Additionally, the expression of TRPC6 across different groups was assessed. The results showed that Ang II significantly upregulated TRPC6 expression compared with the Con + Vehicle group (P<0.001; t=9.41, df=8; Fig. S1B). The administration of larixyl acetate, with or without MHY1485, reversed this alteration. This finding aligns with the in vitro experiments, demonstrating that not only mechanical but also chemical activation of TRPC6 can further enhance its expression. Since MHY1485 did not have an additional influence, it suggests that the mTOR pathway is not involved in this feedback loop.
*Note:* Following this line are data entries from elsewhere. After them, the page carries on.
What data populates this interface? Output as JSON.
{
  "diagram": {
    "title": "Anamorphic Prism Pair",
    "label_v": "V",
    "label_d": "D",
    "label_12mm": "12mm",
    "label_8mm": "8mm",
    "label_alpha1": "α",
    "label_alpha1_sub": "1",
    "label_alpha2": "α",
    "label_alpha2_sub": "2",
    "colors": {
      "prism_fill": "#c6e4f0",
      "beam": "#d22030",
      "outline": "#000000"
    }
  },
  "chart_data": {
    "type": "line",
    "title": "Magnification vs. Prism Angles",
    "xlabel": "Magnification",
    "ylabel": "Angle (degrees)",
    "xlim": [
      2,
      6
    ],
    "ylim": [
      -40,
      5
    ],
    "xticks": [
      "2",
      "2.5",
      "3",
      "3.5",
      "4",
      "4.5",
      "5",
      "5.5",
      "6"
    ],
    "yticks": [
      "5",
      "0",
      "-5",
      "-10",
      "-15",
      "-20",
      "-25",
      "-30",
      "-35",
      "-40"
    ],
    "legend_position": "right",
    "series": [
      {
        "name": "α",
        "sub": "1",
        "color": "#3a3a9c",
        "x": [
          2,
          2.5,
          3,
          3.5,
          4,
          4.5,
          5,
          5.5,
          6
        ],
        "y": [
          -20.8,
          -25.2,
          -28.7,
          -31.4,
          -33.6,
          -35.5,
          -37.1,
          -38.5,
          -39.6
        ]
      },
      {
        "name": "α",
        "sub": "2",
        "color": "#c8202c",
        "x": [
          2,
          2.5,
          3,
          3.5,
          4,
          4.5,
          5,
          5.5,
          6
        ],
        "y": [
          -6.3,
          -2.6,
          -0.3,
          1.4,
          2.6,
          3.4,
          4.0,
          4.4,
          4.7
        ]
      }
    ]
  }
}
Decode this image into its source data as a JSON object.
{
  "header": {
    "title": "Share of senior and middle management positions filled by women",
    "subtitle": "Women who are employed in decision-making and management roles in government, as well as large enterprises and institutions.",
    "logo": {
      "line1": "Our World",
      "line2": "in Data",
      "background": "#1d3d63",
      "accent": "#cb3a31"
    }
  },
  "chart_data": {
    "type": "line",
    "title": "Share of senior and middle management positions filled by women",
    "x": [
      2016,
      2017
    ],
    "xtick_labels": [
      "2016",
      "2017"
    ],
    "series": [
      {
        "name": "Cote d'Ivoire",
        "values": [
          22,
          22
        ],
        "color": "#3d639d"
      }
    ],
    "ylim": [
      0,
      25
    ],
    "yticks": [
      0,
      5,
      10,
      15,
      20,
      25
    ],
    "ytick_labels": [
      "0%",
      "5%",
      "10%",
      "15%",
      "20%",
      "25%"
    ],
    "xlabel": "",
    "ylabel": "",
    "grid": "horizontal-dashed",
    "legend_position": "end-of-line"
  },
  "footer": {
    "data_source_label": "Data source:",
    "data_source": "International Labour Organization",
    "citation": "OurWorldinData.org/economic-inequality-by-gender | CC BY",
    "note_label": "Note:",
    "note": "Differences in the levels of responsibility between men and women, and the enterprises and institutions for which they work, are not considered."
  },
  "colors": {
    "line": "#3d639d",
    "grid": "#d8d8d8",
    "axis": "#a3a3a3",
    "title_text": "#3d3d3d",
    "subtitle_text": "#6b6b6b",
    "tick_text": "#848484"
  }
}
Based on the evidence presented, it was hypothesized that mTOR activation may influence the protective effects of larixyl acetate in TAC-induced heart failure. Accordingly, larixyl acetate was injected i.p. at a dose of 5 mg/kg, once/day, with or without the mTOR activator MHY1485 at 10 mg/kg, also once/day. This treatment was continued for 4 weeks following TAC to test the hypothesis. At the end of the TAC model, heart function was evaluated using transthoracic echocardiography. The results showed that LVESd (P<0.001; t=5.15, df=14) and LVEDd (P=0.0236; t=2.54, df=14) were significantly increased, whereas FS (P<0.001; t=4.27, df=14) and EF (P<0.001; t=4.40, df=14) were significantly decreased in the TAC + Larixyl + MHY group when compared with the TAC + Larixyl group (Fig. 5E). These findings suggested that inhibition of the mTOR signal pathway is essential for the protective effects of larixyl acetate in maintaining cardiac function under pressure overload stress.